I am intrigued by the sophistication of “Fairytales”. Their mythopoetic depth belies a judgement that these stories are primarilyfor children. There is no question in my mind that The Red Riding Hood Myth resonates with comprehensive and ambigious themes and expressions of sexuality, violence in human relations, violence against women, vulnerability and threat in navigating childhood and the course of a life, the fall from innocence – all achingly adult themes. Red Riding Hood for me is a powerful heroine, one who takes and overcomes risk, is threatened and fights against male violence, and has to relinquish childish (childlike) niavity to follow her path through the woods. (The dark wood for me is the same dark wood Dante navigates – the dark wood of the self). I intended to work against some of the predjuces in our western, patriarchal representations of these seminal myths, as well as some classical versions of the myth. My wife and I have remarked when watching movies how often we see women partially clad or fully unclad during sex scenes, while their male counterparts remain clothed. I have deliberately reversed this standard in my depiction, as part of retelling the tale in a way that seems relevant in the early 21st century.

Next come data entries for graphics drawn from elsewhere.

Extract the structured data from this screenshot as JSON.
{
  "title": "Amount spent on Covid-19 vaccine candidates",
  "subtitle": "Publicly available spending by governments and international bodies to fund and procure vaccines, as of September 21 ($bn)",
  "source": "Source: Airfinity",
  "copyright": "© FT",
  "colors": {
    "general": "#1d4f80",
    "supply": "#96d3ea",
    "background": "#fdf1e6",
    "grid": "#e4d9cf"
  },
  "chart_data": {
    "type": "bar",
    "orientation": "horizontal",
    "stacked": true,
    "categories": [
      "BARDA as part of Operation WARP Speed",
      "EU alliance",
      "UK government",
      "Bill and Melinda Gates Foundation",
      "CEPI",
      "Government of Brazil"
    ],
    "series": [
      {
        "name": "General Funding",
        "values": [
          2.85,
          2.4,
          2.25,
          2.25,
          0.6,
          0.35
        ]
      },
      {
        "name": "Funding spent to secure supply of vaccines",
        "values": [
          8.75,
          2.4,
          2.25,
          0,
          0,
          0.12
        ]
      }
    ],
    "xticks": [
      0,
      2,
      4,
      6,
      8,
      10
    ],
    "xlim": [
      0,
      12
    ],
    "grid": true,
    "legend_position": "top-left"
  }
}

Another way this painting speaks to me is in a more superficial way – though I don’t intend to be pejorative. I am referring to action on the surface. For me the painting swirls and resonates with the romance, intrigue and danger of the dance. There is a little bit of Poe’s “Danse Macbre” surfacing in the embrace – though with less of the occult and far less of the sanguine. There are ghosts though – ghosts of both selves (mostly visible as fading or faint impressions of prick ears) as the seperate dancers merge into a single twirling being.

This painting was delivered to me in the most natural and easy way – my favorite experience of painting. I have blank canvases mounted around my studio and use surplus paint from any project I am working on applied to these canvases to avoid waste. I turn off my front brain and apply the paint by gutmove – then let a relevant theme emerge through a lot of staring over time. The ontology choreographed into this painting was almost immediately visible to me after dry-brushing in the figures. Then, halloween arrived followed by the photos from a relative of mine and her significant other dressed up as Red and Wolf. The family photo of their costumed selves functioned as a kind of fulcrum within which everything came together. I have read a lot and considered this myth over time, and it all settle into place in a final day of applying paint.